King Gojong’s private retreat open to public for limited time

Geoncheonggung, often referred to as King Gojong's private retreat, holds a unique place in history.

Hwang Joo-young

Hwang Joo-young

The Korea Herald


Jangandang, King Gojong's executive office, at Geoncheonggung. PHOTO: CULTURAL HERITAGE ADMINISTRATION/ THE KOREA HERALD

August 15, 2023

SEOUL – The doors to King Gojong’s private quarters at the main palace Gyeongbokgung will open to the public with exhibitions that display the royal lifestyle of the Joseon era.

Geoncheonggung, often referred to as King Gojong’s private retreat, holds a unique place in history.

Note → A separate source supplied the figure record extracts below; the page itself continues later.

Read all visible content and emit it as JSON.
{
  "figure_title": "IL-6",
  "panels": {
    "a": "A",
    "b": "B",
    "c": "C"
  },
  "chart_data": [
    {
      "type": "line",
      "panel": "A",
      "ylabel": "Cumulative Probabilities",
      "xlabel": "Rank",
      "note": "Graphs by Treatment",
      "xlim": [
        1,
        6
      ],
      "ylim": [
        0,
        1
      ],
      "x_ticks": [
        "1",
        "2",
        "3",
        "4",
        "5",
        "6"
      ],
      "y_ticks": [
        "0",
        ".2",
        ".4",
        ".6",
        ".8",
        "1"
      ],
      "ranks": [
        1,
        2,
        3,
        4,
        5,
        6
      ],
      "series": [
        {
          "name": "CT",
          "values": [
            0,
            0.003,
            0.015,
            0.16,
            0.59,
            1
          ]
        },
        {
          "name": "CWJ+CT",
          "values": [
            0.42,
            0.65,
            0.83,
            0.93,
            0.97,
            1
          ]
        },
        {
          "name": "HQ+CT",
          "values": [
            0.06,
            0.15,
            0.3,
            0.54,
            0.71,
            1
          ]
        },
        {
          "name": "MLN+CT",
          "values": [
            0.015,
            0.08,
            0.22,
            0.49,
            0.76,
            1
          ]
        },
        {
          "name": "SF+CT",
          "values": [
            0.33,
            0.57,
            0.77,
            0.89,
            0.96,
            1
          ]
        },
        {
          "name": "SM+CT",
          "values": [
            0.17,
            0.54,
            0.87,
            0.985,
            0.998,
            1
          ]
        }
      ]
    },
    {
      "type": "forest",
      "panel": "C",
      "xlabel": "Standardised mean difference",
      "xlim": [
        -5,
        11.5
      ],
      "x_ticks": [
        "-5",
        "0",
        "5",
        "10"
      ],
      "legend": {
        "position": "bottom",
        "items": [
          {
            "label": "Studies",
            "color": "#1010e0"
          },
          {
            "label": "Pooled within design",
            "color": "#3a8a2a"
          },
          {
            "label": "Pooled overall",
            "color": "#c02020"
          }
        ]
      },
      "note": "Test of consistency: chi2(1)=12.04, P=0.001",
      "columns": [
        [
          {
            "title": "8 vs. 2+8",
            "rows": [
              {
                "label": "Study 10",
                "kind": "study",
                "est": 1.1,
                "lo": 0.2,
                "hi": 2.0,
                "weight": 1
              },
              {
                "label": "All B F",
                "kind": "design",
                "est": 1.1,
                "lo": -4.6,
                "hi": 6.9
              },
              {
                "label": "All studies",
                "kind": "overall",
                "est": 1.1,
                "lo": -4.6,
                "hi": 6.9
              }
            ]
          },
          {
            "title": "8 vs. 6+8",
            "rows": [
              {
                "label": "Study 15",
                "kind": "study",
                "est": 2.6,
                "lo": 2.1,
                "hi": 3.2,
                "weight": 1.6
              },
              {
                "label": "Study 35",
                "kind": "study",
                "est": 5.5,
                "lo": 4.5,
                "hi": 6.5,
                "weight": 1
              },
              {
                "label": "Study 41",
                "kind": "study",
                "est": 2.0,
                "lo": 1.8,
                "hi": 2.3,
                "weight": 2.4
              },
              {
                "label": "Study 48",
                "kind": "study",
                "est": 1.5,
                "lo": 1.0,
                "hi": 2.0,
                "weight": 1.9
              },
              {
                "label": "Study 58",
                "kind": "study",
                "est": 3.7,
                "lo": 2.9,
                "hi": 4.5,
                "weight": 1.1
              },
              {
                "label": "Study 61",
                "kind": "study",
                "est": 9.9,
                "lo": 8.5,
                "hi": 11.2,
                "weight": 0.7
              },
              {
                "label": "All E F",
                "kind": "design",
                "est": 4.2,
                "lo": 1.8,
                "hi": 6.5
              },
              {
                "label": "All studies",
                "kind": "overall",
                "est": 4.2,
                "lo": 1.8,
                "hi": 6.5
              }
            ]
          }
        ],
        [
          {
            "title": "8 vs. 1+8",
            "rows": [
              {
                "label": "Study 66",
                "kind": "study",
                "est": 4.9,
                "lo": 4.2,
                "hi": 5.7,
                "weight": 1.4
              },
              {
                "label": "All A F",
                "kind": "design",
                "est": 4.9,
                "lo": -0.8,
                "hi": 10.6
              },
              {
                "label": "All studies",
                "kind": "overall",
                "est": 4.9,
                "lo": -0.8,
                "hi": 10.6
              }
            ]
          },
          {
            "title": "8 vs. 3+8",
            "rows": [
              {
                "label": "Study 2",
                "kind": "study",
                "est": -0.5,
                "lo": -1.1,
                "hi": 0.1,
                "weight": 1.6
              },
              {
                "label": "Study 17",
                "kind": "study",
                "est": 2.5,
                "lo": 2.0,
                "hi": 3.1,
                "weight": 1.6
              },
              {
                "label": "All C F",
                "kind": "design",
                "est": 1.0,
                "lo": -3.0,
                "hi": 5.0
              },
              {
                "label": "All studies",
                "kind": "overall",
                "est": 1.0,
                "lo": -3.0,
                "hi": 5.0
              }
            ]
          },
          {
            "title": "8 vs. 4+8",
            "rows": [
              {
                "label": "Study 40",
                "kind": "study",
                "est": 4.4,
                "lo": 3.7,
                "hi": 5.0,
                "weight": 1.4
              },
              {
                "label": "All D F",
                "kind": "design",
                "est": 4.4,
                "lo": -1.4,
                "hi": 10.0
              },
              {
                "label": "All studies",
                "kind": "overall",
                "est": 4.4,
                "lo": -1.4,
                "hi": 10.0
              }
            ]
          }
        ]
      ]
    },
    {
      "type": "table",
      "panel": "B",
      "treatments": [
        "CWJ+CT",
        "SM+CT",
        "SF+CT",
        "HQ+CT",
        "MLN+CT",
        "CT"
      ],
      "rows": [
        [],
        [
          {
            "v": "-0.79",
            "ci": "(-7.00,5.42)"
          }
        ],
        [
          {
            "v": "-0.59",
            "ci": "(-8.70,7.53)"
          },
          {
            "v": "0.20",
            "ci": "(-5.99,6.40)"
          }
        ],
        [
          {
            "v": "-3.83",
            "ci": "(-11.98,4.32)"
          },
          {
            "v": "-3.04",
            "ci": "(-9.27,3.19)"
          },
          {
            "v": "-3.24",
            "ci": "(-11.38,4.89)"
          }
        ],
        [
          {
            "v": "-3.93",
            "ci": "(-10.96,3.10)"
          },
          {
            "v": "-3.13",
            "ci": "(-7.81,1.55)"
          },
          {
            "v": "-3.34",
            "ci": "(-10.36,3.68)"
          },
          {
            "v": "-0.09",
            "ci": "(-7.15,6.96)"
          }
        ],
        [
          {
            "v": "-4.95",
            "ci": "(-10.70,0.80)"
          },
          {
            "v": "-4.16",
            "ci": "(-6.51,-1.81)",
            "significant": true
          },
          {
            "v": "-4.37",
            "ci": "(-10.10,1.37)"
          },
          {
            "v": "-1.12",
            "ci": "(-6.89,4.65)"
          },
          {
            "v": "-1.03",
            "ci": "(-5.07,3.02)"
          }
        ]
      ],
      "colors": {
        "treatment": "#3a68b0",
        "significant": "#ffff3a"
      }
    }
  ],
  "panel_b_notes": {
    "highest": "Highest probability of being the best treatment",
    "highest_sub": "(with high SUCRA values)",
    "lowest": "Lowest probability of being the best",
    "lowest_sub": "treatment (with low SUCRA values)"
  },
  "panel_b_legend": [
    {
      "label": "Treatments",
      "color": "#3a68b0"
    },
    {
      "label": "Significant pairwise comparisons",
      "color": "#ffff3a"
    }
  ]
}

Despite ascending to the throne in 1863, King Gojong’s father Heungseon Daewongun ruled the country as regent on behalf of his young son.

It was with the intent to express his desire for independence from his father’s authority that the 22-year-old King Gojong conceived of the idea of Geoncheonggung within the main palace of Gyeongbokgung.

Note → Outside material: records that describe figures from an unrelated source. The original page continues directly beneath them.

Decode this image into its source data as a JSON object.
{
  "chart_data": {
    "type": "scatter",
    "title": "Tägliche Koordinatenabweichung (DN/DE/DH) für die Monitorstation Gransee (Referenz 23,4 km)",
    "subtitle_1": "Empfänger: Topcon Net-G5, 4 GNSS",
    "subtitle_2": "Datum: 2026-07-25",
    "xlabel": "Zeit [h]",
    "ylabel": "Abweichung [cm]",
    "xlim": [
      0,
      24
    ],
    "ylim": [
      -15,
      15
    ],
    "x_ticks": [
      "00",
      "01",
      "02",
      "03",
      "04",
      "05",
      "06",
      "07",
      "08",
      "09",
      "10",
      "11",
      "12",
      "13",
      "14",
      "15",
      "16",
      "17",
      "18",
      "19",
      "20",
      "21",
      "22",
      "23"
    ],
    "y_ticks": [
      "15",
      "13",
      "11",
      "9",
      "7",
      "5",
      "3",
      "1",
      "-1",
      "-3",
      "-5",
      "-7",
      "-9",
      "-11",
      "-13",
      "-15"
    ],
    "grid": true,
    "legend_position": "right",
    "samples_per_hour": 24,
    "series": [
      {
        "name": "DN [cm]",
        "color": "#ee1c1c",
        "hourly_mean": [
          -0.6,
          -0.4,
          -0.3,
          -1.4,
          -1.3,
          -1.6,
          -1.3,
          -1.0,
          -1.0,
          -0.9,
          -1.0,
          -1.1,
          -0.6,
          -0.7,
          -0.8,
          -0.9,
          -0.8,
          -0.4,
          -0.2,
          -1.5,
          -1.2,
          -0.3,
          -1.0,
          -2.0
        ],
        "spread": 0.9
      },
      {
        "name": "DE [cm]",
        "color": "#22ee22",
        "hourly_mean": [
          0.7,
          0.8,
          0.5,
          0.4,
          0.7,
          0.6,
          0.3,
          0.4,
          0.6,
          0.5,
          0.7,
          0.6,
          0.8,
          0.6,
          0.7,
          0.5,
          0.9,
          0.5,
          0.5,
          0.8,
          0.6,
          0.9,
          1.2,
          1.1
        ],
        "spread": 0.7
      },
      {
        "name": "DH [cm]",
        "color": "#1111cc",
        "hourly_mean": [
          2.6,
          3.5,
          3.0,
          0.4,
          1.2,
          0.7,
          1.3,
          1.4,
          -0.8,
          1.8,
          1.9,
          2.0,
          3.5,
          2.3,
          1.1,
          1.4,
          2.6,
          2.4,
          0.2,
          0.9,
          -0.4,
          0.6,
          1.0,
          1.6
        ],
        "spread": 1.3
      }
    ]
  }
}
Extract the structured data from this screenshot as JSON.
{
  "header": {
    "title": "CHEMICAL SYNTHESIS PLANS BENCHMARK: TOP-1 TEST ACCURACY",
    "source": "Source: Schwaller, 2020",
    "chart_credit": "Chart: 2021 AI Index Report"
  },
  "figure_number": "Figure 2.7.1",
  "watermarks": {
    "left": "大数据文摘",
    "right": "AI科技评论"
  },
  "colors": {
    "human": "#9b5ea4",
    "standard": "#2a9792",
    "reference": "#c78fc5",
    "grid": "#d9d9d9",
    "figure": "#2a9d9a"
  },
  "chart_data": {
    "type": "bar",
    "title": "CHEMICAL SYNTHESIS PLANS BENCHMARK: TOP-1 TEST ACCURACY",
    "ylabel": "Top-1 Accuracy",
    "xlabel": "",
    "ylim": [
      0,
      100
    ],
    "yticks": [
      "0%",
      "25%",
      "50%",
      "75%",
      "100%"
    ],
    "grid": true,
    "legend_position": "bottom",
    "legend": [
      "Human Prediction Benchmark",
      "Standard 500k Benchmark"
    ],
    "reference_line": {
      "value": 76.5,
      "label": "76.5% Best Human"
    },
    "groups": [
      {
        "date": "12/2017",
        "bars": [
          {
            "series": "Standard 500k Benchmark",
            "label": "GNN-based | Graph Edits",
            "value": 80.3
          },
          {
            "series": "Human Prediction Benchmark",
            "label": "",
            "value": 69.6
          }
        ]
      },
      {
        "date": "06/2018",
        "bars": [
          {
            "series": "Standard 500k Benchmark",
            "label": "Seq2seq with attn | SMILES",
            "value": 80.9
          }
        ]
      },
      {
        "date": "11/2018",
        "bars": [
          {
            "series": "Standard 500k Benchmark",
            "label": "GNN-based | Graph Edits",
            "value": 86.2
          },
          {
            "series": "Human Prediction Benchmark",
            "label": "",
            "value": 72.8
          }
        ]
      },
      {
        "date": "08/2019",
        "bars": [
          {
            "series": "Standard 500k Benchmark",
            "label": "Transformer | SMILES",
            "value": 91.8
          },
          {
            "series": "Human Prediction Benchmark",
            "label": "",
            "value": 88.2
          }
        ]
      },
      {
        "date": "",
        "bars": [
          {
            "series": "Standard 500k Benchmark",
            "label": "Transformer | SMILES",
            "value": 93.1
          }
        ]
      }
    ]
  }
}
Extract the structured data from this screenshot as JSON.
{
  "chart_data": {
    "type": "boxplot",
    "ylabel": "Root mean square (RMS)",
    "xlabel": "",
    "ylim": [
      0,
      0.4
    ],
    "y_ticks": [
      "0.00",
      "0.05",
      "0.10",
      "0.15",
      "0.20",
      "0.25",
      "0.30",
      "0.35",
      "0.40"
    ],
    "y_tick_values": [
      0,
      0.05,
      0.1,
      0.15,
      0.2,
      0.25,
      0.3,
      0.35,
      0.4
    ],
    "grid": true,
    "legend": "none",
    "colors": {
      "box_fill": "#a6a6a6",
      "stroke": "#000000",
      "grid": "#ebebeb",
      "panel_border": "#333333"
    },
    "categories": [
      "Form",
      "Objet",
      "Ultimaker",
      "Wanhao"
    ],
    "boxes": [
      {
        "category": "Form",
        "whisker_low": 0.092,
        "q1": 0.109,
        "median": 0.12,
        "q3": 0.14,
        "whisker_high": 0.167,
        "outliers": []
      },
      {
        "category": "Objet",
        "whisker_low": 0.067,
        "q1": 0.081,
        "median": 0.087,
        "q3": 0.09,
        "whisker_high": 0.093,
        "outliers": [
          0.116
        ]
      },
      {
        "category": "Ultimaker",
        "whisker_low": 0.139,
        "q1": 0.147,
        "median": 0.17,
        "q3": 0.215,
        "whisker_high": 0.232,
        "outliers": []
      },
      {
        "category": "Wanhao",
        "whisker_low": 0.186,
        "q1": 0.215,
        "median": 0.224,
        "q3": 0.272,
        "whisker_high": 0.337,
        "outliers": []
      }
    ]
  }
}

It was not easy for the young monarch to build his own premises. He encountered resistance from his subjects, largely due to budget constraints. Under Heungseon Daewongun’s governance, much of the kingdom’s resources were used for the restoration of Gyeongbokgung, which was destroyed in the Japanese invasion of 1592.

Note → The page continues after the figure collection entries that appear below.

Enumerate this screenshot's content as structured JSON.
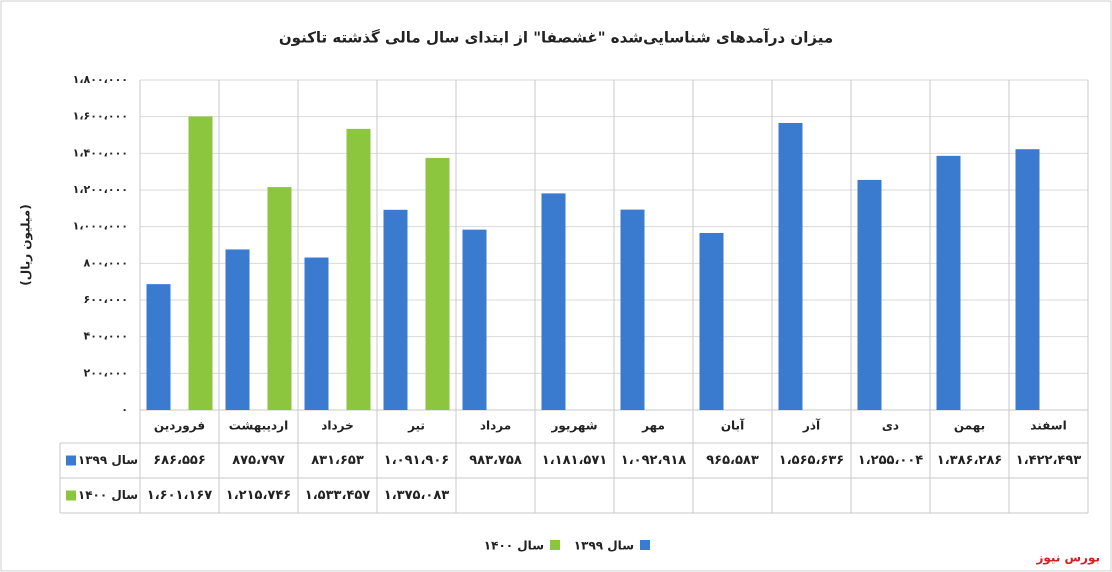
{
  "chart_data": {
    "type": "bar",
    "title": "میزان درآمدهای شناسایی‌شده \"غشصفا\" از ابتدای سال مالی گذشته تاکنون",
    "y_label": "(میلیون ریال)",
    "source": "بورس نیوز",
    "categories": [
      "فروردین",
      "اردیبهشت",
      "خرداد",
      "تیر",
      "مرداد",
      "شهریور",
      "مهر",
      "آبان",
      "آذر",
      "دی",
      "بهمن",
      "اسفند"
    ],
    "series": [
      {
        "name": "سال ۱۳۹۹",
        "color": "#3a7bd0",
        "values": [
          686556,
          875797,
          831653,
          1091906,
          983758,
          1181571,
          1092918,
          965583,
          1565636,
          1255004,
          1386286,
          1422493
        ],
        "value_labels": [
          "۶۸۶،۵۵۶",
          "۸۷۵،۷۹۷",
          "۸۳۱،۶۵۳",
          "۱،۰۹۱،۹۰۶",
          "۹۸۳،۷۵۸",
          "۱،۱۸۱،۵۷۱",
          "۱،۰۹۲،۹۱۸",
          "۹۶۵،۵۸۳",
          "۱،۵۶۵،۶۳۶",
          "۱،۲۵۵،۰۰۴",
          "۱،۳۸۶،۲۸۶",
          "۱،۴۲۲،۴۹۳"
        ]
      },
      {
        "name": "سال ۱۴۰۰",
        "color": "#8cc63f",
        "values": [
          1601167,
          1215746,
          1533457,
          1375083,
          null,
          null,
          null,
          null,
          null,
          null,
          null,
          null
        ],
        "value_labels": [
          "۱،۶۰۱،۱۶۷",
          "۱،۲۱۵،۷۴۶",
          "۱،۵۳۳،۴۵۷",
          "۱،۳۷۵،۰۸۳",
          null,
          null,
          null,
          null,
          null,
          null,
          null,
          null
        ]
      }
    ],
    "ylim": [
      0,
      1800000
    ],
    "yticks": [
      {
        "value": 0,
        "label": "۰"
      },
      {
        "value": 200000,
        "label": "۲۰۰،۰۰۰"
      },
      {
        "value": 400000,
        "label": "۴۰۰،۰۰۰"
      },
      {
        "value": 600000,
        "label": "۶۰۰،۰۰۰"
      },
      {
        "value": 800000,
        "label": "۸۰۰،۰۰۰"
      },
      {
        "value": 1000000,
        "label": "۱،۰۰۰،۰۰۰"
      },
      {
        "value": 1200000,
        "label": "۱،۲۰۰،۰۰۰"
      },
      {
        "value": 1400000,
        "label": "۱،۴۰۰،۰۰۰"
      },
      {
        "value": 1600000,
        "label": "۱،۶۰۰،۰۰۰"
      },
      {
        "value": 1800000,
        "label": "۱،۸۰۰،۰۰۰"
      }
    ],
    "grid": true
  }
}
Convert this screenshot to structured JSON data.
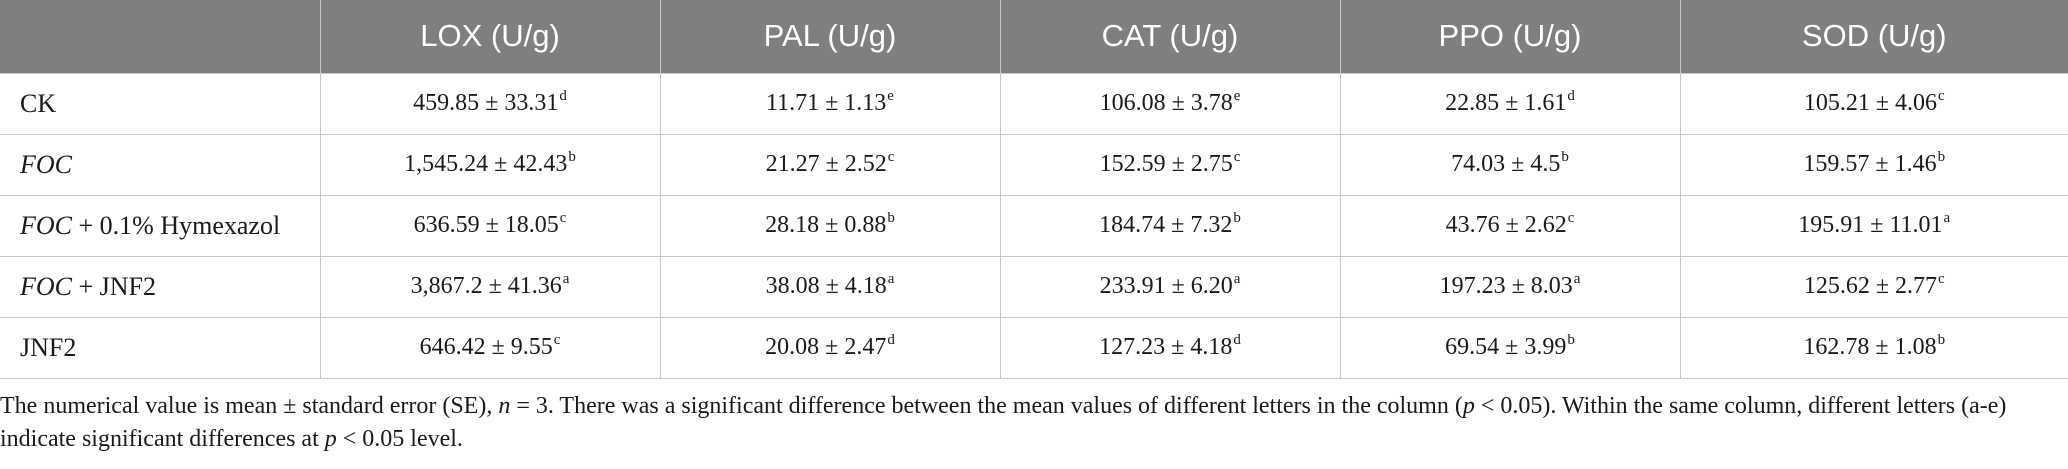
{
  "table": {
    "headers": [
      "",
      "LOX (U/g)",
      "PAL (U/g)",
      "CAT (U/g)",
      "PPO (U/g)",
      "SOD (U/g)"
    ],
    "rows": [
      {
        "label_italic": "",
        "label_rest": "CK",
        "cells": [
          {
            "value": "459.85 ± 33.31",
            "sig": "d"
          },
          {
            "value": "11.71 ± 1.13",
            "sig": "e"
          },
          {
            "value": "106.08 ± 3.78",
            "sig": "e"
          },
          {
            "value": "22.85 ± 1.61",
            "sig": "d"
          },
          {
            "value": "105.21 ± 4.06",
            "sig": "c"
          }
        ]
      },
      {
        "label_italic": "FOC",
        "label_rest": "",
        "cells": [
          {
            "value": "1,545.24 ± 42.43",
            "sig": "b"
          },
          {
            "value": "21.27 ± 2.52",
            "sig": "c"
          },
          {
            "value": "152.59 ± 2.75",
            "sig": "c"
          },
          {
            "value": "74.03 ± 4.5",
            "sig": "b"
          },
          {
            "value": "159.57 ± 1.46",
            "sig": "b"
          }
        ]
      },
      {
        "label_italic": "FOC",
        "label_rest": " + 0.1% Hymexazol",
        "cells": [
          {
            "value": "636.59 ± 18.05",
            "sig": "c"
          },
          {
            "value": "28.18 ± 0.88",
            "sig": "b"
          },
          {
            "value": "184.74 ± 7.32",
            "sig": "b"
          },
          {
            "value": "43.76 ± 2.62",
            "sig": "c"
          },
          {
            "value": "195.91 ± 11.01",
            "sig": "a"
          }
        ]
      },
      {
        "label_italic": "FOC",
        "label_rest": " + JNF2",
        "cells": [
          {
            "value": "3,867.2 ± 41.36",
            "sig": "a"
          },
          {
            "value": "38.08 ± 4.18",
            "sig": "a"
          },
          {
            "value": "233.91 ± 6.20",
            "sig": "a"
          },
          {
            "value": "197.23 ± 8.03",
            "sig": "a"
          },
          {
            "value": "125.62 ± 2.77",
            "sig": "c"
          }
        ]
      },
      {
        "label_italic": "",
        "label_rest": "JNF2",
        "cells": [
          {
            "value": "646.42 ± 9.55",
            "sig": "c"
          },
          {
            "value": "20.08 ± 2.47",
            "sig": "d"
          },
          {
            "value": "127.23 ± 4.18",
            "sig": "d"
          },
          {
            "value": "69.54 ± 3.99",
            "sig": "b"
          },
          {
            "value": "162.78 ± 1.08",
            "sig": "b"
          }
        ]
      }
    ]
  },
  "footnote": {
    "part1": "The numerical value is mean ± standard error (SE), ",
    "n_symbol": "n",
    "part2": " = 3. There was a significant difference between the mean values of different letters in the column (",
    "p_symbol_1": "p",
    "part3": " < 0.05). Within the same column, different letters (a-e) indicate significant differences at ",
    "p_symbol_2": "p",
    "part4": " < 0.05 level."
  },
  "colors": {
    "header_bg": "#7f7f7f",
    "header_text": "#ffffff",
    "grid_line": "#c8c8c8"
  }
}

King Gojong mobilized personal funds to push for the construction of his private quarters, and Geoncheonggung was completed in 1873.

However, Gojong’s aspirations for independent rule did not last long. In 1895, Japanese imperial forces infiltrated Gyeongbokgung and assassinated Empress Myeongseong, Gojong’s consort. Empress Myeongseong was assassinated at Geoncheonggung, the royal couple’s residence.

In the following year, Gojong escaped to the Russian Legation and Geoncheonggung lost its function as a royal residence. In 1909, the Japanese destroyed Geongcheonggung and erected an art museum under the Japanese Government General of Korea. It was only in 2007 that Geongcheonggung was restored.

Since 2007, only a limited section of Geoncheonggung had been accessible to the public. From Aug. 15 to Sept. 18, Jangandang, the king’s office and private quarters, and Gonnyeonghap, the queen’s quarters, along with the guest rooms and maid’s rooms, will be unveiled to visitors.

Admission is free and reservations are not required. Operating hours are from 10 a.m. to 4 p.m. Geongcheonggung will be closed on Aug. 16 and subsequent Tuesdays.